Tips For Parents of Specials Needs Children

You can get a very good, quality education for your special needs child within the school system. You do need to take heed of some important aspects when dealing with disabilities and the school district.

Educate yourself before you go into a meeting with the professionals in the school district:

* Learn all you can about your child's specific disability (classification)
* Learn your rights & responsibilities (for you & your child)
* Learn the rights & responsibilities of the school district
* Find an advocate through the state dept. of education
* Find a support group or start one of your own
* Find online support groups- they have a wealth of information that you may need.

You will never learn all the laws of special education as there are several notebooks (about 4 inches thick) filled with these laws. You can, however, learn the laws that pertain to your child and their specific needs.

Your child is entitled to a FREE & Appropriate Public Education!!!

Always keep a record of any and all meetings (IEP or private) dealing with your child. Document every call you have with the school, teacher or district official, with the date, time, name(s) of those involved & the specifics of the conversation. Do this with all meetings as well (general or IEP specific). Any notes sent home should also be kept in this file for reference at a later date, if necessary.

The school &/or district does not usually freely offer the information to all that you feel your child needs. Before attending any meetings with the school personnel, write a list of questions to ask about the things you feel your child needs to achieve his/her maximum potential in his/her school career.

When attending an IEP meeting, make sure the goals & objectives to reach those goals, are realistic & achievable within the year they will be worked on & monitored.
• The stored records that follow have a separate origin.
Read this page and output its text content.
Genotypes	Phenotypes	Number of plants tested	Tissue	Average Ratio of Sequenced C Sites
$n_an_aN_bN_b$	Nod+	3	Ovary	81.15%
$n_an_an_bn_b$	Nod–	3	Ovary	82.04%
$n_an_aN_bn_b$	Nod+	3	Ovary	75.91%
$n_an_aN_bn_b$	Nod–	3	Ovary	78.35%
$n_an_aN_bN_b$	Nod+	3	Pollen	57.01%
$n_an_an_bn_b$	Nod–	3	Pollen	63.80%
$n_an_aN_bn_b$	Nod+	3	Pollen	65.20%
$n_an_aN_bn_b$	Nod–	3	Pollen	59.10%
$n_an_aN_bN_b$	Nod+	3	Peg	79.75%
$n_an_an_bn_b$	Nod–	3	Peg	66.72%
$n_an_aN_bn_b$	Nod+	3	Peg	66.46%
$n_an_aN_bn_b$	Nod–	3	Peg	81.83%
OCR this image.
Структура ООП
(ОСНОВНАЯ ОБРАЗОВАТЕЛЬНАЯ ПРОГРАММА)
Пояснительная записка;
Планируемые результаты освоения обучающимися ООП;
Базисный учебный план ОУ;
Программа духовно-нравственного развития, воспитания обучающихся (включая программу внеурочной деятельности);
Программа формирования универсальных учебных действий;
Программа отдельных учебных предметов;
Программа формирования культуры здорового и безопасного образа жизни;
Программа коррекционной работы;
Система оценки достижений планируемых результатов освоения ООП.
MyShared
If you feel there are other needs your child has, bring them up at this meeting so they may be added to the IEP & another meeting won't have to be convened to change the IEP. If it's not on the IEP, chances are, it won't be worked on in the classroom. Be sure you stay on top of what your child & their teacher are doing at least weekly. If you wait until marking periods end, you've lost valuable time that could have been spent working on viable goals for your child's success. Become involved in your child's education by volunteering in the classroom.